US Declares National Health Emergency Due to Outbreak of Monkeypox Cases

National health emergency due to the monkeypox outbreak.

Photo: Mario Tama/Getty Images

The United States government declared this Thursday a national health emergency due to the outbreak of monkeypox that the country lives, in which thousands of infections have already been registered although, for the moment, no deaths.

“We are prepared to take our response to the next level,” US Secretary of Health Xavier Becerra explained Thursday in a call with reporters.

The declaration will allow national agencies to access emergency funds and will facilitate the management of vaccines and treatments for the disease.

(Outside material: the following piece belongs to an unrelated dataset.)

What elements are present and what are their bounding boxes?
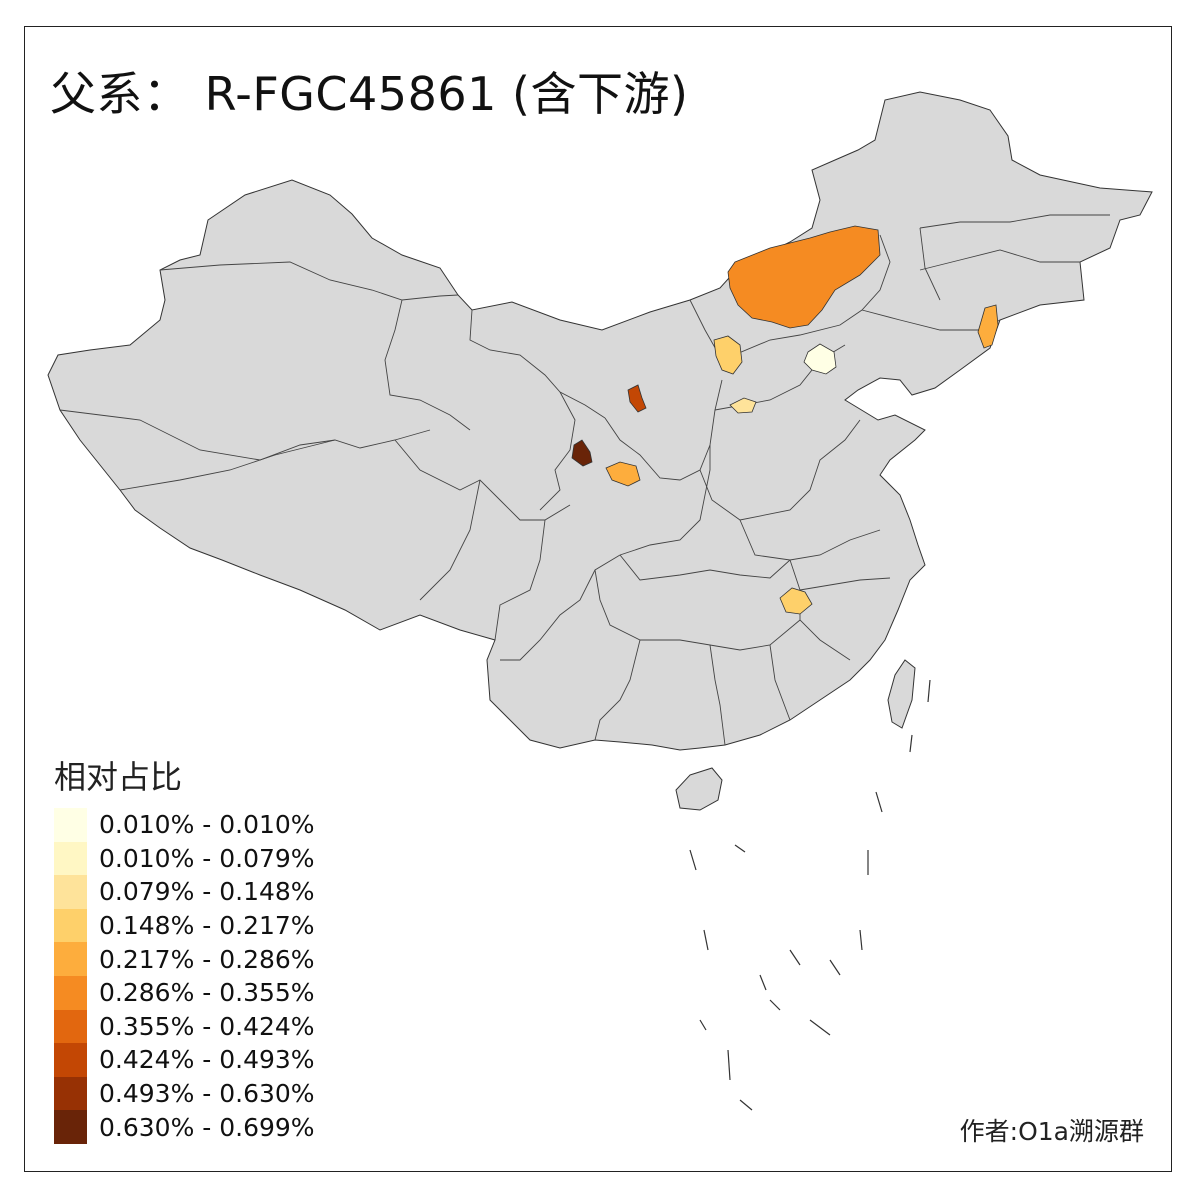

It will also promote awareness and information work that, according to the authorities, is essential to contain contagion, which are advancing rapidly in the country.

“We encourage all Americans to take monkeypox seriously and take responsibility to help us deal with this virus,” the health secretary added.

Earlier this week, the White House announced the creation of a monkeypox spread response groupafter being criticized for its slowness in buying vaccines and treatments.

Last week, the health authorities announced that more than a million vaccines against the disease would be made available to the states in the coming days, of which 600,000 have already been delivered, Becerra announced.

In addition, they expect to receive another 150,000 doses in September, and additional vaccines in October and November.

The country currently registers more than 6,500 infections of monkeypoxa figure much higher than the 4,600 registered last week.

The declaration of a national emergency will also force states to share health information about monkeypox with federal authorities, which will speed up the response to the emergency, explained the director of the Centers for Disease Control and Prevention (CDC), Rochelle Walensky.

The World Health Organization (WHO) already declared an international health emergency due to the outbreak two weeks ago, after more than 16,000 cases have been detected in 75 countries, many of them European, and some deaths.